The exception is obviously any change to tax or National Insurance.

The first cut to Class 1 NICs, announced in last year’s Autumn Statement, took effect from January 6th. The changes to other rates were not updated until April 6th, by which time the Chancellor had announced a deeper cut to NI, in his Spring Budget.

Suggestions that a general election could be delayed until December or even January, could give the government one last Autumn Statement to make an appeal via voters’ payslips. However, the risks of campaigning in the aftermath of an attention-grabbing and potentially chaotic US election seem to make an October date more appealing.

Whenever we vote and whatever the outcome, it’s hard to predict what changes the next government may make before the end of the year, though any further tweaks are unlikely to be implemented before 2025.

Working time and holiday entitlement

The rules around holiday pay, annual leave and working time records, were crying out for clarification and simplification, as work patterns have changed enormously in recent years.

Legislative changes implemented in January aimed to clarify an uncertain position, following both Brexit and the 2019 UK Supreme Court judgment in the case of Harpur Trust v Brazel.

The existing Working Time Regulations - under which employers had to keep extensive records of daily working hours and breaks - were both confusing and onerous. Since January, such records need only be accurate and proportionate.

Simplification of the regulations on accruing holiday and calculating holiday pay was also long overdue. The Employment Rights (Amendment, Revocation and Transitional Provision) Regulations 2023 are still extensive and quite complex, but they simplify and clarify the position for employers.

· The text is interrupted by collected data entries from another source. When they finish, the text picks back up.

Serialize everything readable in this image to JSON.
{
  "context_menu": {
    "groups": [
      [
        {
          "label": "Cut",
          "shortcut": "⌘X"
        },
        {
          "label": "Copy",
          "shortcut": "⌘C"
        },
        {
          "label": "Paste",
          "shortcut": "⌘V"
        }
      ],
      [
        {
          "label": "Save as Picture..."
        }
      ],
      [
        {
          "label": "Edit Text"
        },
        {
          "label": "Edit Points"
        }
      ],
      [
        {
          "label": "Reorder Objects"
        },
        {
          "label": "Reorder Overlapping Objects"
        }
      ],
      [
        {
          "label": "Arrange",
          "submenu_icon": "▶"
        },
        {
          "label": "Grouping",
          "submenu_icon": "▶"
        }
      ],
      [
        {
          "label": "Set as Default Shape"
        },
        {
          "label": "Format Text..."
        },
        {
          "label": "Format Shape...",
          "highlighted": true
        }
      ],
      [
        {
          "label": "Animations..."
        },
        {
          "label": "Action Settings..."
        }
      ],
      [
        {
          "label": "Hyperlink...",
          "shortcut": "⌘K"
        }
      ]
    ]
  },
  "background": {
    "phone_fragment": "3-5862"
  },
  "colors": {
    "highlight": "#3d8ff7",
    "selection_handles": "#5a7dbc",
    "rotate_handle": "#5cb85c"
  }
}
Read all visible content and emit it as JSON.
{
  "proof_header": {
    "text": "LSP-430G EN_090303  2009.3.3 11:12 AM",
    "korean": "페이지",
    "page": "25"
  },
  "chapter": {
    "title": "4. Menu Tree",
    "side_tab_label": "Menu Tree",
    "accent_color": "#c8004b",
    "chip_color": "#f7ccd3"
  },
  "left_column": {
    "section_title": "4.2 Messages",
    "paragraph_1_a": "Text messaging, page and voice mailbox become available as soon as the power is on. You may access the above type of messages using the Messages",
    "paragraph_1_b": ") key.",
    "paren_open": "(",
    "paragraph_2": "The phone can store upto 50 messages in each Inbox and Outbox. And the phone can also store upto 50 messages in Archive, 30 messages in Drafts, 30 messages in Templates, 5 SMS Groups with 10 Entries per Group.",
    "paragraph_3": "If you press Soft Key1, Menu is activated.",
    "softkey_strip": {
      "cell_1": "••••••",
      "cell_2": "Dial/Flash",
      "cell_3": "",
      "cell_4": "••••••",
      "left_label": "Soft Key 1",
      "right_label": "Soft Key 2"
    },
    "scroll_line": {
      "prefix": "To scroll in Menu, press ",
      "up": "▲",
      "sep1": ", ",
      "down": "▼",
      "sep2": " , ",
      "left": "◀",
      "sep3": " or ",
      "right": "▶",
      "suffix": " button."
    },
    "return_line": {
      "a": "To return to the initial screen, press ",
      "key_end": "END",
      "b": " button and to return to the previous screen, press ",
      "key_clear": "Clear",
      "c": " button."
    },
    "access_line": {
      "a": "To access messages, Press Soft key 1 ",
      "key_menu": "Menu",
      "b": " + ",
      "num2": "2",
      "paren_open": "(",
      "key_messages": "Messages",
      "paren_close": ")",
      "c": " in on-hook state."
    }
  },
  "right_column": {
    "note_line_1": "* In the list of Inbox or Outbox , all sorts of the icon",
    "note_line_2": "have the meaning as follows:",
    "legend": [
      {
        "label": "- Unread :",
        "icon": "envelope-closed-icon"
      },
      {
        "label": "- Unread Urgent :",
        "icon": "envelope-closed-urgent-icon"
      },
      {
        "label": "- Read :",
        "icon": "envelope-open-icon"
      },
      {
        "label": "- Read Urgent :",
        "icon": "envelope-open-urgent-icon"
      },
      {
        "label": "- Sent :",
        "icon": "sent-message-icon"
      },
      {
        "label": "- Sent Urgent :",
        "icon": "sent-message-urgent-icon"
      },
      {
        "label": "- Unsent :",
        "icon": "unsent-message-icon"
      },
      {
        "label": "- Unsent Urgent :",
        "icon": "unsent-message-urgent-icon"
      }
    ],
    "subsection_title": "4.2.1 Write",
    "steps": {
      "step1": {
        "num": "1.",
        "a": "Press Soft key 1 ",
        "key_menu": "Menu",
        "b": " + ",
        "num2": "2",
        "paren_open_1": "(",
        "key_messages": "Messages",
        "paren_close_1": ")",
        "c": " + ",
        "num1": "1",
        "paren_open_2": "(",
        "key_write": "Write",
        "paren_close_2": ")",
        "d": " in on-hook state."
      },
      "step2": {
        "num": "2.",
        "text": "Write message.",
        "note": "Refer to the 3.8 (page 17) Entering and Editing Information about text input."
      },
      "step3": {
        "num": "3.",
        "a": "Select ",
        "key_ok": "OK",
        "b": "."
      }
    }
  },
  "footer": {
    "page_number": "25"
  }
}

While most of the changes took effect from January, an amendment to the requirements for TUPE - Transfer of Undertakings (Protection of Employment) - consultations, for small businesses or any business transferring fewer than 10 employees, will apply from July 1st.

Flexible and equal

One small change that might have slipped by unnoticed in January, was an amendment to the Equality Act 2010 which refined its definition of “disability” and extended the right to claim indirect discrimination while specifically identifying sex discrimination around breast-feeding.

Then, in April, the Employment Relations (Flexible Working) Act 2023 extended employees’ rights to request flexible working arrangements. The Act makes it easier for employees to request flexible working and slightly harder for employers to deny it.

From April 6th, the Carer’s Leave Act 2023 grants employees a right to take at least a week’s leave to either arrange or provide care for any dependent with long-term care needs. Employers cannot deny employees such leave, penalise them for taking it or even require evidence to support their request.

Passed in May last year, the Neonatal Care (Leave & Pay) Act 2023 will not come into force until 2025. The Act grants new parents as much as 12 weeks’ additional paid leave while their baby is under neonatal care. The new right is only for employees but will apply from their first day of employment.

More to come

While these may be this year’s key employment law changes, the list is far from exhaustive and new rules impact companies in different ways.

Workers earning the National Minimum or National Living Wage, for example, should already be benefitting from this month’s changes which saw the headline rate increase by almost 10% to £11.44, while a lower age threshold for the rate brought in all workers over 21.

Businesses employing staff who receive tips should also know that the Employment (Allocation of Tips) Act 2023 will fulfil a government commitment first made in 2018, to ensure the fair distribution of tips and services charges, from July.

Other pieces of employment legislation at various stages of their passage through Parliament, address issues as diverse as leave for fertility treatment and regulating the use of minimum qualification or experience requirements in job applications.

Whether any of these is passed, by this government or the next, 2024 has certainly been a bumper year for changes to employment law.

Disclaimer - all information in this article was correct at time of publishing.